Two shuttered betting shops still owe $449,000 in taxes
Two of the island’s shuttered betting shops still owe taxpayers a total of almost $450,000 in tax.
The Office of the Tax Commissioner shared figures with The Royal Gazette under public access to information showing that two businesses had been in arrears for betting tax totalling $448,864 for the past two years.
The Ministry of Finance did not respond by press time to a question about what efforts had been made to collect the money.
The OTC’s information officer would not share details on which shops owed the tax, noting that the information was consolidated “to avoid the disclosure of individual taxpayer information”.
All of the island’s betting shops ― Paradise Games, Seahorses and Triple Crown Racing in Hamilton and GameTime in St George’s and Somerset ― closed down in March last year when they were required under new legislation to apply for bookmaker’s licences from the Bermuda Gaming Commission.
As reported by The Royal Gazette last week, minutes from BGC meetings showed that none of the betting shops submitted completed applications under the new regime, which includes a 22-page betting licence application form, a 67-page multi-jurisdictional personal history disclosure form and permission for the commission to run background checks.
The OTC said that five entities were registered to pay betting tax ― which is 20 per cent of all bets made, received or negotiated ― for the years 2015 to 2022.
The information officer said that she was prohibited by law from sharing their names under the Taxes Management Act.
She disclosed that in the financial year 2015-16, the five entities declared bets worth $7.2 million and paid betting tax of $1.4 million.
The following year, there was $4.6 million in declared bets and $923,385 in tax paid.
Revenue then appears to have dropped dramatically, with declared bets down to $779,875 in 2017-18.
By 2018-19, the amount of declared bets was just $605,512. The Government received only $121,102 in betting tax revenue that year.
The reason for the steep decline is not known, although the growing popularity of online betting websites is likely to be a factor.
The information officer said that the OTC queried one of the five entities about the falling revenue in 2018 when it provided revised tax amounts for 2016-17 and 2017-18, but the correspondence could not be found to share with the Gazette in response to its Pati request.
“There has been no recent correspondence regarding overall declared betting revenue numbers,” she added.
A Triple Crown Racing spokesman said: “TCR has paid all its taxes.” The spokesman said last week that the company felt that the personal disclosure requirements for a licence were too intrusive under the new legislation and “with the business being marginally profitable, we decided to give up our licence and close the business”.
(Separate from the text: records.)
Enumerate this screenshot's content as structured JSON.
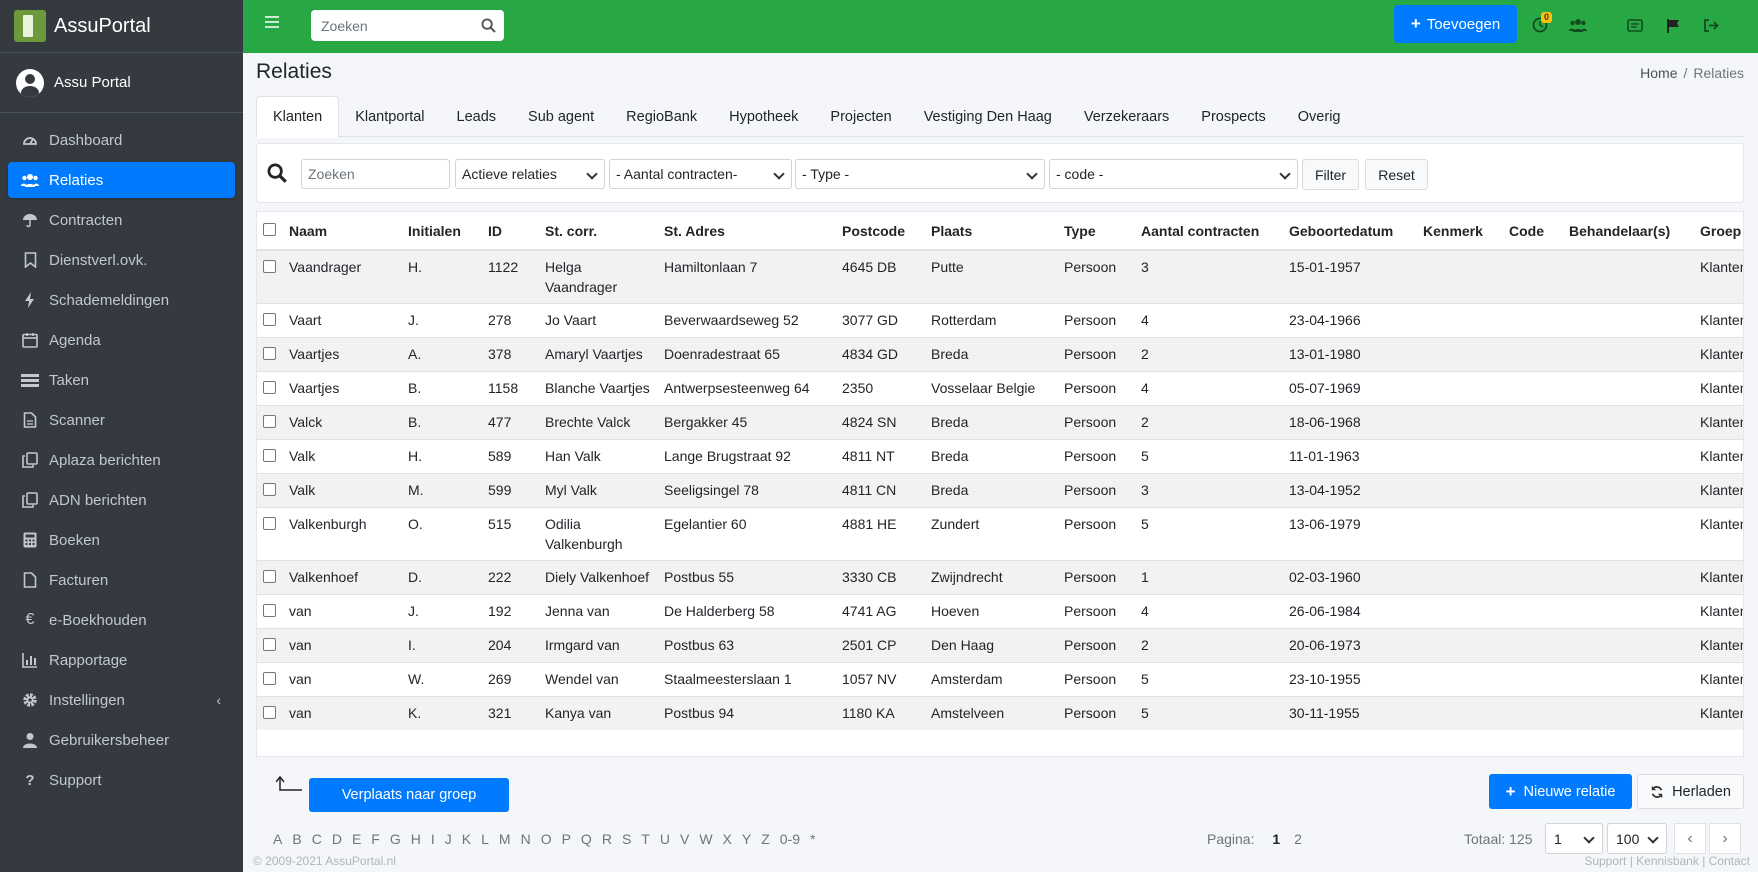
{
  "brand": {
    "name": "AssuPortal"
  },
  "user": {
    "name": "Assu Portal"
  },
  "sidebar": {
    "items": [
      {
        "label": "Dashboard",
        "icon": "dashboard-icon"
      },
      {
        "label": "Relaties",
        "icon": "users-icon",
        "active": true
      },
      {
        "label": "Contracten",
        "icon": "umbrella-icon"
      },
      {
        "label": "Dienstverl.ovk.",
        "icon": "bookmark-icon"
      },
      {
        "label": "Schademeldingen",
        "icon": "bolt-icon"
      },
      {
        "label": "Agenda",
        "icon": "calendar-icon"
      },
      {
        "label": "Taken",
        "icon": "tasks-icon"
      },
      {
        "label": "Scanner",
        "icon": "file-icon"
      },
      {
        "label": "Aplaza berichten",
        "icon": "copy-icon"
      },
      {
        "label": "ADN berichten",
        "icon": "copy-icon"
      },
      {
        "label": "Boeken",
        "icon": "calculator-icon"
      },
      {
        "label": "Facturen",
        "icon": "invoice-icon"
      },
      {
        "label": "e-Boekhouden",
        "icon": "euro-icon"
      },
      {
        "label": "Rapportage",
        "icon": "chart-icon"
      },
      {
        "label": "Instellingen",
        "icon": "gear-icon"
      },
      {
        "label": "Gebruikersbeheer",
        "icon": "user-icon"
      },
      {
        "label": "Support",
        "icon": "question-icon"
      }
    ]
  },
  "header": {
    "search_placeholder": "Zoeken",
    "add_button": "Toevoegen",
    "notification_count": "0"
  },
  "page": {
    "title": "Relaties",
    "breadcrumb": {
      "home": "Home",
      "separator": "/",
      "current": "Relaties"
    }
  },
  "tabs": [
    "Klanten",
    "Klantportal",
    "Leads",
    "Sub agent",
    "RegioBank",
    "Hypotheek",
    "Projecten",
    "Vestiging Den Haag",
    "Verzekeraars",
    "Prospects",
    "Overig"
  ],
  "filters": {
    "search_placeholder": "Zoeken",
    "status": "Actieve relaties",
    "contracts": "- Aantal contracten-",
    "type": "- Type -",
    "code": "- code -",
    "filter_button": "Filter",
    "reset_button": "Reset"
  },
  "table": {
    "columns": [
      "Naam",
      "Initialen",
      "ID",
      "St. corr.",
      "St. Adres",
      "Postcode",
      "Plaats",
      "Type",
      "Aantal contracten",
      "Geboortedatum",
      "Kenmerk",
      "Code",
      "Behandelaar(s)",
      "Groep"
    ],
    "rows": [
      [
        "Vaandrager",
        "H.",
        "1122",
        "Helga Vaandrager",
        "Hamiltonlaan 7",
        "4645 DB",
        "Putte",
        "Persoon",
        "3",
        "15-01-1957",
        "",
        "",
        "",
        "Klanten"
      ],
      [
        "Vaart",
        "J.",
        "278",
        "Jo Vaart",
        "Beverwaardseweg 52",
        "3077 GD",
        "Rotterdam",
        "Persoon",
        "4",
        "23-04-1966",
        "",
        "",
        "",
        "Klanten"
      ],
      [
        "Vaartjes",
        "A.",
        "378",
        "Amaryl Vaartjes",
        "Doenradestraat 65",
        "4834 GD",
        "Breda",
        "Persoon",
        "2",
        "13-01-1980",
        "",
        "",
        "",
        "Klanten"
      ],
      [
        "Vaartjes",
        "B.",
        "1158",
        "Blanche Vaartjes",
        "Antwerpsesteenweg 64",
        "2350",
        "Vosselaar Belgie",
        "Persoon",
        "4",
        "05-07-1969",
        "",
        "",
        "",
        "Klanten"
      ],
      [
        "Valck",
        "B.",
        "477",
        "Brechte Valck",
        "Bergakker 45",
        "4824 SN",
        "Breda",
        "Persoon",
        "2",
        "18-06-1968",
        "",
        "",
        "",
        "Klanten"
      ],
      [
        "Valk",
        "H.",
        "589",
        "Han Valk",
        "Lange Brugstraat 92",
        "4811 NT",
        "Breda",
        "Persoon",
        "5",
        "11-01-1963",
        "",
        "",
        "",
        "Klanten"
      ],
      [
        "Valk",
        "M.",
        "599",
        "Myl Valk",
        "Seeligsingel 78",
        "4811 CN",
        "Breda",
        "Persoon",
        "3",
        "13-04-1952",
        "",
        "",
        "",
        "Klanten"
      ],
      [
        "Valkenburgh",
        "O.",
        "515",
        "Odilia Valkenburgh",
        "Egelantier 60",
        "4881 HE",
        "Zundert",
        "Persoon",
        "5",
        "13-06-1979",
        "",
        "",
        "",
        "Klanten"
      ],
      [
        "Valkenhoef",
        "D.",
        "222",
        "Diely Valkenhoef",
        "Postbus 55",
        "3330 CB",
        "Zwijndrecht",
        "Persoon",
        "1",
        "02-03-1960",
        "",
        "",
        "",
        "Klanten"
      ],
      [
        "van",
        "J.",
        "192",
        "Jenna van",
        "De Halderberg 58",
        "4741 AG",
        "Hoeven",
        "Persoon",
        "4",
        "26-06-1984",
        "",
        "",
        "",
        "Klanten"
      ],
      [
        "van",
        "I.",
        "204",
        "Irmgard van",
        "Postbus 63",
        "2501 CP",
        "Den Haag",
        "Persoon",
        "2",
        "20-06-1973",
        "",
        "",
        "",
        "Klanten"
      ],
      [
        "van",
        "W.",
        "269",
        "Wendel van",
        "Staalmeesterslaan 1",
        "1057 NV",
        "Amsterdam",
        "Persoon",
        "5",
        "23-10-1955",
        "",
        "",
        "",
        "Klanten"
      ],
      [
        "van",
        "K.",
        "321",
        "Kanya van",
        "Postbus 94",
        "1180 KA",
        "Amstelveen",
        "Persoon",
        "5",
        "30-11-1955",
        "",
        "",
        "",
        "Klanten"
      ]
    ]
  },
  "actions": {
    "move_group": "Verplaats naar groep",
    "new_relation": "Nieuwe relatie",
    "reload": "Herladen"
  },
  "alphabet": [
    "A",
    "B",
    "C",
    "D",
    "E",
    "F",
    "G",
    "H",
    "I",
    "J",
    "K",
    "L",
    "M",
    "N",
    "O",
    "P",
    "Q",
    "R",
    "S",
    "T",
    "U",
    "V",
    "W",
    "X",
    "Y",
    "Z",
    "0-9",
    "*"
  ],
  "pagination": {
    "label": "Pagina:",
    "pages": [
      "1",
      "2"
    ],
    "current": "1",
    "total_label": "Totaal: 125",
    "page_select": "1",
    "per_page": "100",
    "prev": "‹",
    "next": "›"
  },
  "footer": {
    "copyright": "© 2009-2021 AssuPortal.nl",
    "links": "Support | Kennisbank | Contact"
  },
  "colors": {
    "topbar": "#28a745",
    "primary": "#007bff",
    "sidebar": "#343a40"
  }
}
Paradise Games owner Marc Bean was unable to say if his business owed taxes but said that the OTC should be able to share the information. Paradise Games submitted an application for a bookmaker’s licence last year, but the BGC said it was not valid.
All efforts to reach Albert Steede, the owner of GameTime and Seahorses and former Bermuda cricketer, have been unsuccessful but his businesses have suffered financial struggles in recent years.
Mr Steede went into the sports betting business in 2006 with friend and fellow national cricket team player Cleon Scotland after retiring from the game.
They took over the International Fixed Odds betting shop, with former owner Alan Lindo staying on as part-time owner and adviser, after the business was rebranded as GameTime.
At the time, Mr Lindo said: “There is more money leaving Bermuda than staying in Bermuda in betting because 20 per cent is a high [tax] rate. The larger bettors are going on to the internet.”
By 2018, Mr Steede held all the shares in GameTime and also owned Seahorses, the Queen Street bookmaker.
GameTime’s shop in Hamilton closed in 2019 when Mr Steede said it made no sense for it to compete with Seahorses.
It was reported this year that Seahorses was being sued for allegedly failing to pay tens of thousands of dollars in rent to its landlord, the Bermuda Mechanics Beneficial Association.
Mr Steede is understood to have moved to Britain after his shops closed last year.
Questions to David Burt, the Premier and Minister of Finance, about the decline of the betting-shop sector went unanswered by press time.